Die wilde Weise wird von mehreren niederbayerischen Zeitungen abgedruckt. Als auch die österreichische Pilgerzeitschrift Retter der Welt über den Fall berichtet, spießt Herbert Riehl-Heyse die Geschichte auf. Süffisant weist der SZ-Autor darauf hin, dass die Erscheinung überall dort auftaucht, wo die Presse über sie berichtet hatte. Und dass Wiener Wissenschaftler eigens in den Bayerischen Wald reisen, um das Gespenst "sofort mit Infrarot zu schießen". Ein Amateur-Filmer zaubert obendrein wackelige Bilder hervor von der gebückten Greisin mit Kopftuch.

Die Republik wartet noch auf weitere Episoden der haarsträubenden wie unterhaltsamen Causa, die das Zeug hat, das Sommerloch komplett zu füllen. Doch es kommt anders: Harte, politische Themen drängen sich den Redaktionen auf, schließlich wird in Beirut gekämpft, in Stammheim geurteilt und in Helsinki zwischen Ost und West geplauscht.

So vergehen Juli und August.
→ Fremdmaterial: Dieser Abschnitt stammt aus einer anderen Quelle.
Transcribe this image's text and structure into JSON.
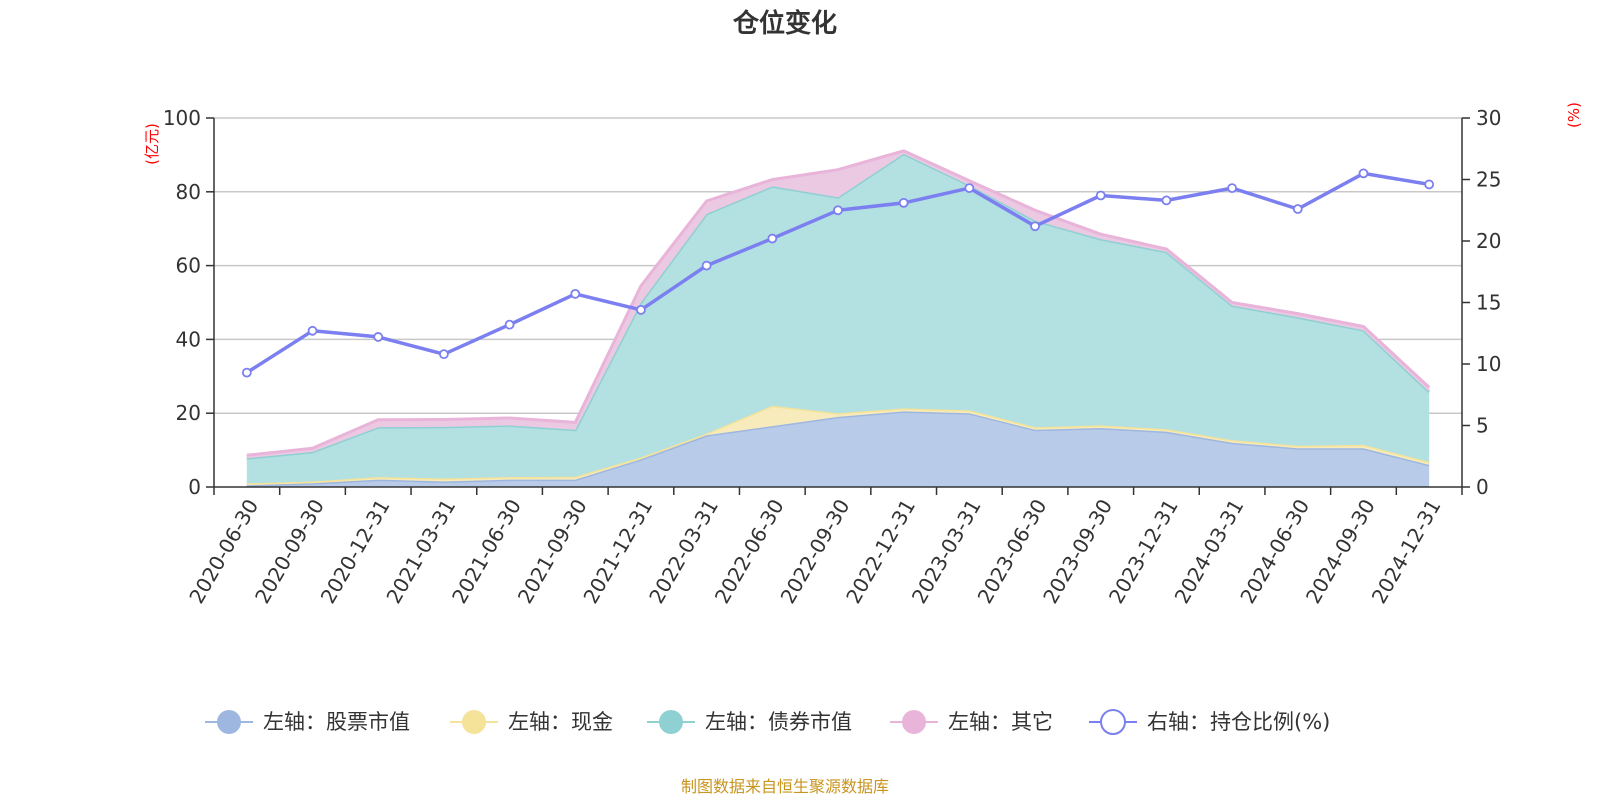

Als sich die Blätter färben, ziehen die ersten Frauen in der Bundeswehr Offiziersuniformen an, Woody Allens "Love and Death" und Stanley Kubricks "Barry Lyndon" flimmern über deutsche Kinoleinwände. Und John Stonehouse? Er sitzt wieder im britischen Unterhaus.

Anders die Schwarze Frau. Sie entschließt sich, nicht mehr zu erscheinen. Schließlich ist der prophezeite blutige Herbst nicht eingetroffen. Gespenster können so eitel sein.